Look at what the psalm says this teaching, this instruction, this Law of the Lord does:
It revives the soul.
It gives wisdom to the simple.
It rejoices the heart
It gives light to the eye
It creates desire in us
It is sweeter than honey
It warns us and enlightens us.
This is the truly awesome work of God that the psalm asks us to praise. God does not just leave us sitting here under a glorious sun to admire his works. God seeks to work in us our righteousness, our goodness, our enlightenment, our desire. We can’t desire the sun. Or if we could, we couldn’t possess the sun. But we can desire God, and we can possess God too.

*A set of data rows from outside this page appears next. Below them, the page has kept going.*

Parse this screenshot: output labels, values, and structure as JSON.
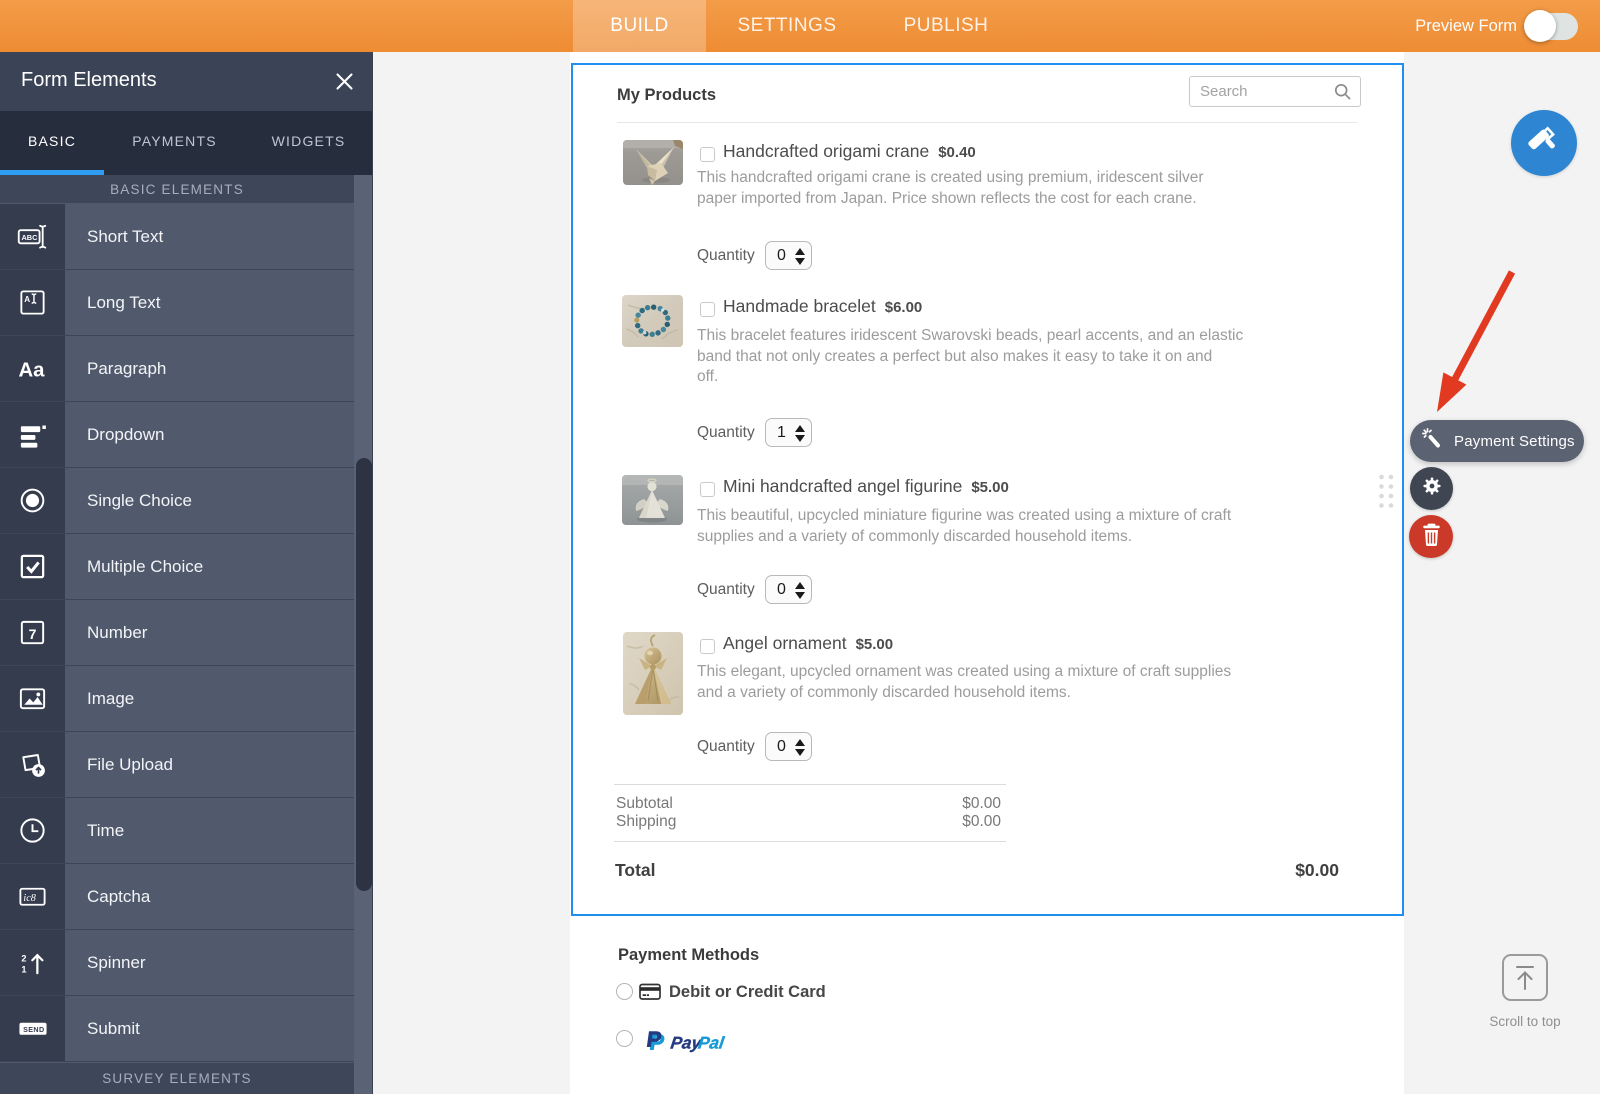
{
  "topbar": {
    "tabs": [
      {
        "label": "BUILD",
        "active": true
      },
      {
        "label": "SETTINGS",
        "active": false
      },
      {
        "label": "PUBLISH",
        "active": false
      }
    ],
    "preview_label": "Preview Form",
    "toggle_state": "off"
  },
  "sidebar": {
    "title": "Form Elements",
    "tabs": [
      {
        "label": "BASIC",
        "active": true
      },
      {
        "label": "PAYMENTS",
        "active": false
      },
      {
        "label": "WIDGETS",
        "active": false
      }
    ],
    "section_basic": "BASIC ELEMENTS",
    "section_survey": "SURVEY ELEMENTS",
    "items": [
      {
        "label": "Short Text",
        "icon": "short-text"
      },
      {
        "label": "Long Text",
        "icon": "long-text"
      },
      {
        "label": "Paragraph",
        "icon": "paragraph"
      },
      {
        "label": "Dropdown",
        "icon": "dropdown"
      },
      {
        "label": "Single Choice",
        "icon": "single-choice"
      },
      {
        "label": "Multiple Choice",
        "icon": "multiple-choice"
      },
      {
        "label": "Number",
        "icon": "number"
      },
      {
        "label": "Image",
        "icon": "image"
      },
      {
        "label": "File Upload",
        "icon": "file-upload"
      },
      {
        "label": "Time",
        "icon": "time"
      },
      {
        "label": "Captcha",
        "icon": "captcha"
      },
      {
        "label": "Spinner",
        "icon": "spinner"
      },
      {
        "label": "Submit",
        "icon": "submit"
      }
    ]
  },
  "form": {
    "products_header": {
      "title": "My Products",
      "search_placeholder": "Search"
    },
    "quantity_label": "Quantity",
    "products": [
      {
        "name": "Handcrafted origami crane",
        "price": "$0.40",
        "desc_lines": [
          "This handcrafted origami crane is created using premium, iridescent silver",
          "paper imported from Japan. Price shown reflects the cost for each crane."
        ],
        "quantity": "0",
        "image": "origami-crane"
      },
      {
        "name": "Handmade bracelet",
        "price": "$6.00",
        "desc_lines": [
          "This bracelet features iridescent Swarovski beads, pearl accents, and an elastic",
          "band that not only creates a perfect but also makes it easy to take it on and",
          "off."
        ],
        "quantity": "1",
        "image": "bracelet"
      },
      {
        "name": "Mini handcrafted angel figurine",
        "price": "$5.00",
        "desc_lines": [
          "This beautiful, upcycled miniature figurine was created using a mixture of craft",
          "supplies and a variety of commonly discarded household items."
        ],
        "quantity": "0",
        "image": "angel-figurine"
      },
      {
        "name": "Angel ornament",
        "price": "$5.00",
        "desc_lines": [
          "This elegant, upcycled ornament was created using a mixture of craft supplies",
          "and a variety of commonly discarded household items."
        ],
        "quantity": "0",
        "image": "angel-ornament"
      }
    ],
    "summary": {
      "subtotal_label": "Subtotal",
      "subtotal_value": "$0.00",
      "shipping_label": "Shipping",
      "shipping_value": "$0.00",
      "total_label": "Total",
      "total_value": "$0.00"
    },
    "payment_methods": {
      "title": "Payment Methods",
      "options": [
        {
          "label": "Debit or Credit Card",
          "icon": "credit-card"
        },
        {
          "label": "PayPal",
          "icon": "paypal",
          "brand_prefix": "Pay",
          "brand_suffix": "Pal"
        }
      ]
    }
  },
  "right_rail": {
    "payment_settings_label": "Payment Settings",
    "scroll_top_label": "Scroll to top"
  },
  "colors": {
    "topbar_orange": "#ee8c33",
    "selection_blue": "#1e8fef",
    "sidebar_slate": "#515a6d",
    "sidebar_dark": "#262d3d",
    "tab_underline_blue": "#2f9df1",
    "roller_button_blue": "#2e86d3",
    "danger_red": "#cb3a28",
    "arrow_red": "#e23a20",
    "paypal_navy": "#253b80",
    "paypal_blue": "#179bd7"
  }
}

And that is not something we can learn from the sunset, or the crashing waves or the multitude of stars. We learn it from hearing God’s Word, and acting on it. And I don’t mean here simply the written words of the Scriptures, but everything that shapes our lives of faith. Think about what we hear from God: Your sins are forgiven. The body of Christ, given for you. The Lord bless you and keep you. I baptize you in the name of the Father and of the Son and of the Holy Spirit.
Think about the words that Ezra the priest brings to life for the people in our Old Testament lesson, when the people weep for joy to have their law, their faith, and their Temple back. Think about the words that Jesus brings to life in his hometown, saying that God has anointed him to bring good news to the poor, release to the captives, sight to the blind, freedom to the oppressed, and then saying this has been fulfilled in your hearing.
So yes, it is true: God speaks to us in the world. God gives the creation generously to every living thing. This creation is so vast and wonderful and miraculous that a greater one can hardly be imagined.
But God does more than that. God speaks to those who are called to hear his Word: to be revived, to be made wise, to rejoice, to be enlightened. God prompts us to want more than the world gives us. Not just to be happy, but to be good. Not just to feel peace, but to be forgiven. Not just to enjoy what our eyes see, but to create what our minds imagine. Not just to praise God for his works, but to know God’s goodness to us.